Genomenon, an AI-driven genomics company, announced the publication of a paper in Human Mutation summarizing current knowledge of clinical and genetic findings in patients with ENPP1 Deficiency. The study, completed in collaboration with Inozyme Pharma, demonstrates the necessity of comprehensive genomic data for accelerating the diagnosis of rare disease, the company says.
Key among the findings of the paper was a three-fold increase in disease-causing variants, which were not found in other commonly used databases. The comprehensiveness of the data found with Genomenon’s approach of AI and expert review provided new insight into the heterogeneity of ENPP1 Deficiency and informed treatment guidance. The data has been made available to doctors, researchers, and clinicians through Genomenon’s Mastermind Genomic Search Engine with the purpose of increasing awareness and diagnosis of the disease and related clinical trials.
“Our team continues to apply innovative methods to better understand ENPP1 Deficiency and inform our disease awareness, clinical and regulatory efforts, as we work to develop the first potential treatment for this rare and devastating lifelong disease,” says Henric Bjarke, Inozyme’s chief operating officer. “The data shared by our collaborators suggest a larger population with ENPP1 Deficiency than previously understood. The publication also shows a lack of phenotype-genotype correlation, supporting treatment regardless of clinical presentation and underscoring the need for an approved therapeutic option.”

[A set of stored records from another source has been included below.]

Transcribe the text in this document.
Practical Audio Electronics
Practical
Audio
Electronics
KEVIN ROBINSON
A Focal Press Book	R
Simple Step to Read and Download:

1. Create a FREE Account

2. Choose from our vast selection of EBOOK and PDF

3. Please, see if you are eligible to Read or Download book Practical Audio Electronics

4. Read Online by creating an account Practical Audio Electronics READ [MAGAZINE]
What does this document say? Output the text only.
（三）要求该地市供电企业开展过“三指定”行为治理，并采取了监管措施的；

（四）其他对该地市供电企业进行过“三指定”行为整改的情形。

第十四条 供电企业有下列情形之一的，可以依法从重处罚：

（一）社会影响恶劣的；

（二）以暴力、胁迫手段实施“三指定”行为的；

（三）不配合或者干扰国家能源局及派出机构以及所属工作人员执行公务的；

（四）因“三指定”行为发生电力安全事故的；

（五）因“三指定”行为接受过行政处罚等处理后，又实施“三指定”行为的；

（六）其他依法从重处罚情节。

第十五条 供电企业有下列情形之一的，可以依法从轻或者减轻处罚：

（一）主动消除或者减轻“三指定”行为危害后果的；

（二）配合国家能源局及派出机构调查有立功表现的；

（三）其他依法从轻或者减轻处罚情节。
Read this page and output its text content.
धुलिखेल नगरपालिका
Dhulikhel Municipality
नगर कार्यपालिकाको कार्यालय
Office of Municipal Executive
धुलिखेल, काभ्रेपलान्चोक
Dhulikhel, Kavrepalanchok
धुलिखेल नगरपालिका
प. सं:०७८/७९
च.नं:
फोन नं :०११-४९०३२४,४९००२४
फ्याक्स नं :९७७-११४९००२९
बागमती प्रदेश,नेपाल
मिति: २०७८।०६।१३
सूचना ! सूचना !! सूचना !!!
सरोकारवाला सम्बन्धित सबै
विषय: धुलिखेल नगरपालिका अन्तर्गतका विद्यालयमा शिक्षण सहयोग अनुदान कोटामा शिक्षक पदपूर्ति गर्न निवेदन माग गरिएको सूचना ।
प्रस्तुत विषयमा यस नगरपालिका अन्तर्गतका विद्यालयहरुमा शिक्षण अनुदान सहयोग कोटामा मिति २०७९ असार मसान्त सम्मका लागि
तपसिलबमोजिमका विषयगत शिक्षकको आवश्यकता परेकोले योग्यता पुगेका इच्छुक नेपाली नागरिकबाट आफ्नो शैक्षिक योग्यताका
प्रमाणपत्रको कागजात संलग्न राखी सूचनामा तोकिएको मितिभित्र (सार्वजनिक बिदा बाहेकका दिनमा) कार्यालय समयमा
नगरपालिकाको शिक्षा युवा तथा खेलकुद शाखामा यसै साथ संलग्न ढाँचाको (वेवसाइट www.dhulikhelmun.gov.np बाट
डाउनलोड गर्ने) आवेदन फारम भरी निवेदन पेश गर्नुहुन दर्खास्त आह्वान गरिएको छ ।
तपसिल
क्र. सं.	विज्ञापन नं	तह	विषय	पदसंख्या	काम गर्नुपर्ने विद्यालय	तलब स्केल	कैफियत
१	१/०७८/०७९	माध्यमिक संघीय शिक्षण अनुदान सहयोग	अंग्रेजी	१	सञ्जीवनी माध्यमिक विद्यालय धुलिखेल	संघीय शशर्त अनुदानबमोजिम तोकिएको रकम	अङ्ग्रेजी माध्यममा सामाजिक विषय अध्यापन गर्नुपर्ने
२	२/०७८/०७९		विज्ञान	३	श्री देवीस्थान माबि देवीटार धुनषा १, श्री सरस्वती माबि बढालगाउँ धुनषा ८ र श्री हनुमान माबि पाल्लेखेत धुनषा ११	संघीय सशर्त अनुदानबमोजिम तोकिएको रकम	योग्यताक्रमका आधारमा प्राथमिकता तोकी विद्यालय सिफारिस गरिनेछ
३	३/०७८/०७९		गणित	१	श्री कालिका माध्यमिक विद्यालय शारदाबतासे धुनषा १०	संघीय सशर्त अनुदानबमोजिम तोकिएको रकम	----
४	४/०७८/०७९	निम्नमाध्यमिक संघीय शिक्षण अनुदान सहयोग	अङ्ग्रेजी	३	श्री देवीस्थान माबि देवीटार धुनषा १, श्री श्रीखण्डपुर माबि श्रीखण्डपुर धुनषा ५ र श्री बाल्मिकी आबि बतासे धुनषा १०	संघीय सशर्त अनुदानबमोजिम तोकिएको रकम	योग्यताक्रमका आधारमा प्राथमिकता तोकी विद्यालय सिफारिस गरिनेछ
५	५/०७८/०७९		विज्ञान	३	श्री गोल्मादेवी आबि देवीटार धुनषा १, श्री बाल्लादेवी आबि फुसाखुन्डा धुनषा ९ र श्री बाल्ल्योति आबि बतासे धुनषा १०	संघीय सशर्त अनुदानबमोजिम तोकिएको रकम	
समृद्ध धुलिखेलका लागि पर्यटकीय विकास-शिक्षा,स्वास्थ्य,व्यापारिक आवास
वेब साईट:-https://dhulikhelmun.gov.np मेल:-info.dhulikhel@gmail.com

Researchers identified all published cases of ENPP1 Deficiency using Genomenon’s Mastermind Genomic Search Engine, a comprehensive database of variants with evidence cited in the medical literature. They then integrated data from two natural history studies of patients with GACI and ARHR2 and five patients not previously published, and interpreted the data with Mastermind. This method resulted in a comprehensive patient and variant database for ENPP1 Deficiency-associated diseases. In total, over 2,300 articles were reviewed using Genomenon’s AI-powered capability. The articles were then reviewed by expert curators to ensure quality.
“Genomenon has worked with Inozyme for the past year to produce the world’s most comprehensive variant landscape for ENPP1 Deficiency,” says Mark Kiel, MD, PhD, chief scientific officer and co-founder of Genomenon. “The AI-driven genetic dataset, along with information on available clinical trials, can be accessed through Mastermind, and has the potential to increase the number of patients who are accurately diagnosed with this devastating rare disease. Our partnership with Inozyme puts critical information about ENPP1 Deficiency at the fingertips of doctors via a database that is continually updated as new evidence is published and will play a key role in addressing missed diagnoses, which has long been a challenge for this disease community.”
Co-authors of the paper include Stephanie A. Mercurio, Lauren M. Chunn, Gus Khursigara, Catherine Nester, Kathleen Wray, Ulrike Botschen, Mark J. Kiel, Frank Rutsch, and Carlos R. Ferreira. The work was funded by Inozyme Pharma and partly supported by the Intramural Research Program of the National Human Genome Research Institute.